There are many metaphors to use about keeping the Shared Vision of a school sustained. Here, I recommend Senge’s book, Schools that Learn, that contains a whole section about how schools around the world have worked hard to develop meaningful shared visions and how they have stayed true to their message.

As two quick examples I know of a school district where, in their elementary schools, their mission is recited after the Pledge of Allegiance. I know of several school districts where the mission statement is visited as the first teaching task of each school year. Each grade level has an assigned task, appropriate to it, that they complete; e.g. poetry, pictures, writing assignments, etc. These are shared in  a special Fair within the first two weeks of school’s opening.

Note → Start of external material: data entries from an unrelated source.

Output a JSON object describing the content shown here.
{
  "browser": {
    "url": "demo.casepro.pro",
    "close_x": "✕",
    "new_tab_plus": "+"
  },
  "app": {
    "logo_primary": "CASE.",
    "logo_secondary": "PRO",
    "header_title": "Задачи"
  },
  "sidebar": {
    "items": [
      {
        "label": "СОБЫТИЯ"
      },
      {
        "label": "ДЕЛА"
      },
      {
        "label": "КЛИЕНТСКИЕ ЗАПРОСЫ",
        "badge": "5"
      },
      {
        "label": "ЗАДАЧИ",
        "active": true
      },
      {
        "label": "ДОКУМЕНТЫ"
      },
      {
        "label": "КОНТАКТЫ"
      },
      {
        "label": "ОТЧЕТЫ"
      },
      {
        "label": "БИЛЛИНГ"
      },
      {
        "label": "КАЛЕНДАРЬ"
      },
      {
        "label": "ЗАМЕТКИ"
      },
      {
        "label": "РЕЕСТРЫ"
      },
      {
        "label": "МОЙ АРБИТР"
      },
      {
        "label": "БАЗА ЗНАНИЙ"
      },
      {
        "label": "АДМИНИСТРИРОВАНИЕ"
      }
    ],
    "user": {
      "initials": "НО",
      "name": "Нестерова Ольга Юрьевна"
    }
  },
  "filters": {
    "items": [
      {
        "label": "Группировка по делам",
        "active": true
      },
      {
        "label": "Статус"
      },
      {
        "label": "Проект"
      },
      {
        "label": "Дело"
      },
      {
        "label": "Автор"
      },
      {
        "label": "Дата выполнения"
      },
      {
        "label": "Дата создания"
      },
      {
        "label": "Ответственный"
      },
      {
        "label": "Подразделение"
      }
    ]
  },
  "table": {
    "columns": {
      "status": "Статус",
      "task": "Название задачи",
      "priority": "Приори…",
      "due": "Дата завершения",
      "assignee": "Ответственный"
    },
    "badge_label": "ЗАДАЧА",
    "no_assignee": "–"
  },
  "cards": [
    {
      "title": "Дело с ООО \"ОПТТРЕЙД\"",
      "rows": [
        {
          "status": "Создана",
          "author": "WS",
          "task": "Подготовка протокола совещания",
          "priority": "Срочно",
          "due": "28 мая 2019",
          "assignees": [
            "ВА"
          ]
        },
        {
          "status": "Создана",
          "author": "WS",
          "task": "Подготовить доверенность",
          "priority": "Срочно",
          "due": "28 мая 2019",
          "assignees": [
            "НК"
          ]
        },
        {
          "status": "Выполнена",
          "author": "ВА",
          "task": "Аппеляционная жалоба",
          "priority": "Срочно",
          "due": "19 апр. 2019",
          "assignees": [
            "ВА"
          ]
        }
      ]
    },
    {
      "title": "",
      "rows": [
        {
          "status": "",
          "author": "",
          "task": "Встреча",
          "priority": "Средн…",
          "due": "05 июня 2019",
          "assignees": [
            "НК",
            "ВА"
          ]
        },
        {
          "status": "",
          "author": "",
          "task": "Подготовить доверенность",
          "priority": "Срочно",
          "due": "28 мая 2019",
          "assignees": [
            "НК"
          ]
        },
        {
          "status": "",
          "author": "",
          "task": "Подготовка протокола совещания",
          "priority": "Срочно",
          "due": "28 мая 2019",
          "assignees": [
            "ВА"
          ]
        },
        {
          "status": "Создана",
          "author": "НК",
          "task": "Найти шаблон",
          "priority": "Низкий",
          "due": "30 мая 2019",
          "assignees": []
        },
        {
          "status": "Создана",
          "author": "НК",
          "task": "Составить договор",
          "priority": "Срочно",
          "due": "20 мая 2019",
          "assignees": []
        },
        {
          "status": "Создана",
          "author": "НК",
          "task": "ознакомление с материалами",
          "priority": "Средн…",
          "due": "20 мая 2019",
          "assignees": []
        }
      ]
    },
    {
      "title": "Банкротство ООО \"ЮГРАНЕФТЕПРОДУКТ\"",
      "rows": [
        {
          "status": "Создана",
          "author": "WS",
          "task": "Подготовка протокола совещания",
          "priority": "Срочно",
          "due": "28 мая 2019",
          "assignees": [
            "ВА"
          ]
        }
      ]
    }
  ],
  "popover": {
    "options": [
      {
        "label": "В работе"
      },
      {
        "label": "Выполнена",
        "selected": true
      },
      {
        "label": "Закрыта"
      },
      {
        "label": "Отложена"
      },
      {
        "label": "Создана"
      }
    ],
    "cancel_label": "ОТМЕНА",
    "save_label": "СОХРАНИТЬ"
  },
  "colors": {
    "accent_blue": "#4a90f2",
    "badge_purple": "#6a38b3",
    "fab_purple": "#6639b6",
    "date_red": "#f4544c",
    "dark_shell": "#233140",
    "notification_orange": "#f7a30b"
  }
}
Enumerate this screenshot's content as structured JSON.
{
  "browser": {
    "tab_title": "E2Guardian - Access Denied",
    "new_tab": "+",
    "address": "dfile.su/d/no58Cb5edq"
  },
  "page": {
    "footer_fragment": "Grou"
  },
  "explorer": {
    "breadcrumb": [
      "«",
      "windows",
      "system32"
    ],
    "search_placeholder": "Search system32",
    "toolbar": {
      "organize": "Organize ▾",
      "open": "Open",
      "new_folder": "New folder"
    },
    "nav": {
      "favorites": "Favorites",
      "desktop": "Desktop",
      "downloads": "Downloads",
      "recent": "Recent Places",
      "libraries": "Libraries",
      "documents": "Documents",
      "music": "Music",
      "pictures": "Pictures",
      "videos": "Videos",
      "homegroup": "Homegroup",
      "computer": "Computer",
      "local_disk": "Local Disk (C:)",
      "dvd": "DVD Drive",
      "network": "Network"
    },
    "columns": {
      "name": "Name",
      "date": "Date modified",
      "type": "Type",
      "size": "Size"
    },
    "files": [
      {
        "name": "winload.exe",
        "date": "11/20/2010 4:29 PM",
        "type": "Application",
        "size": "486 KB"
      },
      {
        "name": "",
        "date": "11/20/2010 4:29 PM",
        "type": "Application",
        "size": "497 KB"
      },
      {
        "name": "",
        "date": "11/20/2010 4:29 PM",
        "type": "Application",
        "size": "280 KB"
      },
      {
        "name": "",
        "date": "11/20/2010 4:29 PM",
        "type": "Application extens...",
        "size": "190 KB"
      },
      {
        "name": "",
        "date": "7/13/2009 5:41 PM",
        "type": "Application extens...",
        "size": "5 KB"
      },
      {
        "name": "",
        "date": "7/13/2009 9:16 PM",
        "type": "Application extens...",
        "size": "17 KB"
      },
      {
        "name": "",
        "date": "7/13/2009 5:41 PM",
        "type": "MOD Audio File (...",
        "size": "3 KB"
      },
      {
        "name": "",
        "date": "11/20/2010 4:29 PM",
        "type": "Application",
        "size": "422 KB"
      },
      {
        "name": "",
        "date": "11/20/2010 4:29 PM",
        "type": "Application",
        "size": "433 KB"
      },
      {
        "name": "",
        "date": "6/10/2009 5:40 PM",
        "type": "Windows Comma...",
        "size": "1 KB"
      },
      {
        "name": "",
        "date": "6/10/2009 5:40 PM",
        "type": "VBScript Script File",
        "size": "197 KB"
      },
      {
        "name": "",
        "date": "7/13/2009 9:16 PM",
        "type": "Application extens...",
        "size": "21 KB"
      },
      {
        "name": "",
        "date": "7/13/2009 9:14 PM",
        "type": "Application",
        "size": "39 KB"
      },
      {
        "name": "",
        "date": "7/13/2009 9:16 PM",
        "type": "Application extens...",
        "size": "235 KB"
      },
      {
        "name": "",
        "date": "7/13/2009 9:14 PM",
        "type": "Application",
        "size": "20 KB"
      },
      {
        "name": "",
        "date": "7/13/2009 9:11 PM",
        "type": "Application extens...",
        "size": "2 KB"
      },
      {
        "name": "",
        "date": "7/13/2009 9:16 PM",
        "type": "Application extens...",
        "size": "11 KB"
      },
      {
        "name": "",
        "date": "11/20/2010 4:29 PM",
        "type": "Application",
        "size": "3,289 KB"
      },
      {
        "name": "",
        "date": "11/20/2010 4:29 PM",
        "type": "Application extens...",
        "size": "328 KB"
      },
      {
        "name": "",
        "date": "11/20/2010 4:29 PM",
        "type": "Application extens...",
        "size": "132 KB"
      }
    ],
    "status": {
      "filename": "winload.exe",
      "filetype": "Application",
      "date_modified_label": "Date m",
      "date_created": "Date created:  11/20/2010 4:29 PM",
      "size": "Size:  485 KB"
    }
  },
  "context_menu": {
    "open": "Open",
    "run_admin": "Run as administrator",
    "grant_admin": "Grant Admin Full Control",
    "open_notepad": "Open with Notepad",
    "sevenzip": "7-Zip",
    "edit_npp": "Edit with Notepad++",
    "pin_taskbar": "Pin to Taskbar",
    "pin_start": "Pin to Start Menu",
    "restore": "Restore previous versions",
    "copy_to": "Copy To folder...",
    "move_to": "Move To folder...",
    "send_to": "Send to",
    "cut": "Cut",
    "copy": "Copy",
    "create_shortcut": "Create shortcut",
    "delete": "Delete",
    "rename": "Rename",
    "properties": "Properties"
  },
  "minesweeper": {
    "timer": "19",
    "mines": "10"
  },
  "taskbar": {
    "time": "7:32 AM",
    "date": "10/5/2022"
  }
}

What’s troubling about vision and mission statements and the fact that their appeal and momentum all too often lose their reverberation is that the effort to develop one that has long lasting meaning and by extension requires long lasting conscious sustenance and adherence may be developed poorly.

There is research both ways about this. That is, engage stakeholders pretty much from the outset in identifying those values, priorities and actions to meet both so that all the planning and involvement activities that follow are powered by that initial development of the shared vision. That would be fine if the facilitator and her stakeholders realize that the subsequent series of processes in which they are going to splash may very well lead them to CHANGE their initial thinking. And when that happens both the facilitator and the stakeholders have to be flexible enough to be willing to adjust and maybe even totally jettison what they originally agreed to.

If you have been part of the arduous and sometimes plodding process that may lead to a mission statement you will easily understand that it could be hard to give up a single comma notwithstanding that new thoughts and themes may have evolved in the activities that you have been participating in.

Better I think to wait on that shared vision statement until the group has had ample time to dialogue about what their shared vision will be.

Then and only then should it be solidified and then and only then should it be the rallying point for all of what a systemically healthy learning organization should be.